Dr. the Right Honourable Keith Mitchell
Prime Minister of Grenada
Fellow citizens of the Member States of the OECS, I bring you greetings in my capacity as Chairman of the OECS on the occasion of the 35th Anniversary of our Organisation.
Every year on June 18th we commemorate the historic signing in 1981 of the Treaty Establishing the Organisation of Eastern Caribbean States, commonly referred to as the Treaty of Basseterre. On that day the representatives of seven small island states in the Eastern Caribbean took the bold step of linking the destinies of their territories together in a very formal way. This decision was not only far-sighted and far-reaching, but reflected a strategic vision of a unified and strengthened Eastern Caribbean, capable of ensuring sustained improvements in the welfare of every citizen.
On this special day therefore, I ask you to join with me in celebration of the proud legacy that we have inherited from those who, by signing the Treat of Basseterre thirty-five years ago, launched us on this incredible journey; I ask you to join me in celebration of the phenomenal successes and achievements which we have witnessed over the years, and which are reflected in the longevity of the institutions and arrangements which have become such an integral part of the fabric of our daily lives, and which we have all come to take so much for granted. Among those are:
the Eastern Caribbean Central Bank, the single authority that lies beyond the dictates of any single government or country, and that has regulated and managed our entire banking and currency system so successfully since 1983;
the single currency, the Eastern Caribbean Dollar, in existence since 1965, and noted for its strong reputation for stability, having been tied to the United states Dollar at a rate of exchange that has remained fixed for the last forty years, since 1976;
the single judiciary (the Eastern Caribbean Supreme Court), which has been fully functional for the last forty seven years, since 1969, and which ensures that the separation of powers enshrined in our Constitutions is guaranteed and upheld without fail;
the Eastern Caribbean Civil Aviation Authority that has safeguarded the integrity and safety of the airspace and of civil aviation within the OECS for decades;
the Eastern Caribbean Telecommunications Authority which has negotiated the liberalisation of our telecommunications sectors and has allowed consumers across the OECS to exercise choice when selecting a service provider; and lastly,
the Joint Pharmaceutical Procurement system which allows us the facility for access to more affordable medications.

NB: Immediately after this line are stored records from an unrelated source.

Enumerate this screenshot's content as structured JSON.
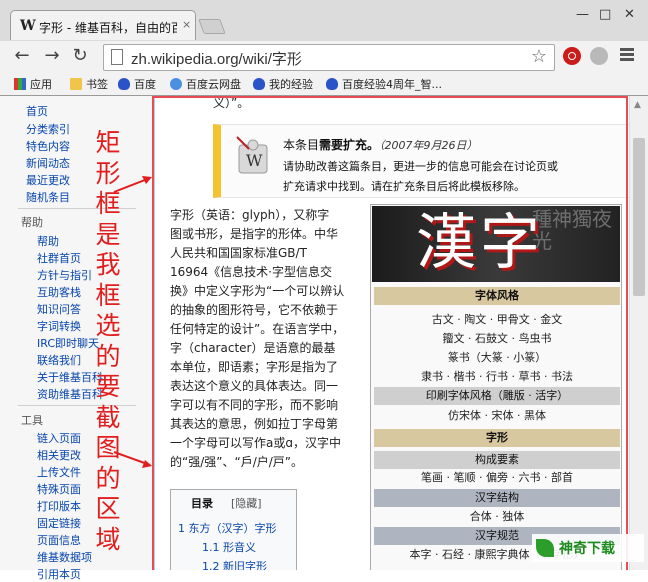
{
  "browser": {
    "tab_title": "字形 - 维基百科，自由的百科全书",
    "tab_icon": "W",
    "tab_close": "×",
    "url": "zh.wikipedia.org/wiki/字形",
    "window_min": "—",
    "window_max": "□",
    "window_close": "✕",
    "bookmarks": [
      "应用",
      "书签",
      "百度",
      "百度云网盘",
      "我的经验",
      "百度经验4周年_智..."
    ]
  },
  "sidebar": {
    "nav": [
      "首页",
      "分类索引",
      "特色内容",
      "新闻动态",
      "最近更改",
      "随机条目"
    ],
    "help_title": "帮助",
    "help_items": [
      "帮助",
      "社群首页",
      "方针与指引",
      "互助客栈",
      "知识问答",
      "字词转换",
      "IRC即时聊天",
      "联络我们",
      "关于维基百科",
      "资助维基百科"
    ],
    "tools_title": "工具",
    "tools_items": [
      "链入页面",
      "相关更改",
      "上传文件",
      "特殊页面",
      "打印版本",
      "固定链接",
      "页面信息",
      "维基数据项",
      "引用本页"
    ]
  },
  "annotation": "矩形框是我框选的要截图的区域",
  "page": {
    "top_fragment": "义）”。",
    "notice": {
      "prefix": "本条目",
      "bold": "需要扩充。",
      "date": "（2007年9月26日）",
      "line2": "请协助改善这篇条目，更进一步的信息可能会在讨论页或",
      "line3": "扩充请求中找到。请在扩充条目后将此模板移除。"
    },
    "article_lines": [
      "字形（英语：glyph），又称字",
      "图或书形，是指字的形体。中华",
      "人民共和国国家标准GB/T",
      "16964《信息技术·字型信息交",
      "换》中定义字形为“一个可以辨认",
      "的抽象的图形符号，它不依赖于",
      "任何特定的设计”。在语言学中，",
      "字（character）是语意的最基",
      "本单位，即语素；字形是指为了",
      "表达这个意义的具体表达。同一",
      "字可以有不同的字形，而不影响",
      "其表达的意思，例如拉丁字母第",
      "一个字母可以写作a或ɑ，汉字中",
      "的“强/强”、“戶/户/戸”。"
    ],
    "toc": {
      "title": "目录",
      "toggle": "[隐藏]",
      "items": [
        "1 东方（汉字）字形",
        "1.1 形音义",
        "1.2 新旧字形"
      ]
    },
    "infobox": {
      "banner": "漢字",
      "banner_bg": "種神獨夜光",
      "sections": {
        "style": "字体风格",
        "print": "印刷字体风格（雕版 · 活字）",
        "glyph": "字形",
        "elements": "构成要素",
        "structure": "汉字结构",
        "norms": "汉字规范"
      },
      "style_row1": "古文 · 陶文 · 甲骨文 · 金文",
      "style_row2": "籀文 · 石鼓文 · 鸟虫书",
      "style_row3": "篆书（大篆 · 小篆）",
      "style_row4": "隶书 · 楷书 · 行书 · 草书 · 书法",
      "print_row": "仿宋体 · 宋体 · 黑体",
      "elements_row": "笔画 · 笔顺 · 偏旁 · 六书 · 部首",
      "structure_row": "合体 · 独体",
      "norms_row": "本字 · 石经 · 康熙字典体（旧字形）"
    },
    "watermark": "神奇下载"
  }
}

The expansion of the stature and scope of the OECS within the last few years is also a source of great pride, and provides ample cause for celebration on this thirty-fifth anniversary of our Organisation.
The signing of the Revised Treaty of Basseterre on June 18, 2010, and the operationalisation of the OECS Economic Union in January 2011 ushered in a new phase in the evolution of the OECS, and gave concrete expression to the aspirations of the people of our region to further deepen and strengthen the process of integration.
As a result of these developments we are well on the way to realizing a single financial and economic space within the OECS – a space characterized by the free movement of the factors essential for the creation of sustained wealth and enhanced well-being; the ability, indeed the right to mobilise immovable property for productive purposes, and the free movement of labour, capital (including financial capital), entrepreneurship and ideas.
While progress on the creation of the single space is proceeding purposefully, one of the more notable and successful outcomes of the process has been the achievement of freedom of movement of persons and of labour. Since August 01, 2011, OECS nationals have been able to travel freely within the single OECS space – to search for employment opportunities, to work without having to obtain work permits, to send their children to school, to seek medical attention, to set up businesses, to stay indefinitely, and to be treated as nationals wherever they travel within the Economic Union area. Every OECS citizen is therefore in a position to benefit from the creation of the single space that is a manifestation of the OECS Economic Union.
Ladies and gentlemen, the success of the OECS is something that cannot be denied. It continues to attract the attention of international institutions and countries of global stature which are all eager to partner with our Organisation in the ongoing effort to enhance the living standards of the people of our region. Indeed, throughout the greater Caribbean, the successes of the OECS have been attracting attention, so that just over a year ago, in February of 2015, the Organisation admitted its newest and tenth member, Martinique, into the fold.
Concrete steps are currently being taken in response to applications from Guadeloupe and Saint Martin for membership in the Organisation. These developments are reflective of the bold and visionary leadership that has characterized our Organisation since its inception, and points to a deep appreciation of the nature and depth of the changes that are taking place in the world.
Fellow citizens, the OECS and its Institutions continue to be the means through which much has been achieved by the small and vulnerable island states of the Eastern Caribbean; it has been the means through which our countries have been able, through the pooling of resources and the sharing of risk, to face the ever daunting challenges of the global environment, and to aim for sustainability and success. As we continue on this remarkable journey, may the successes of the last thirty-five years serve to motivate and to inspire us. I remain confident that ours is a bright and promising future, and it is in this spirit of optimism and pride that I take great pleasure in wishing you a very happy and productive OECS Day.
I wish us all a Happy 35th Anniversary.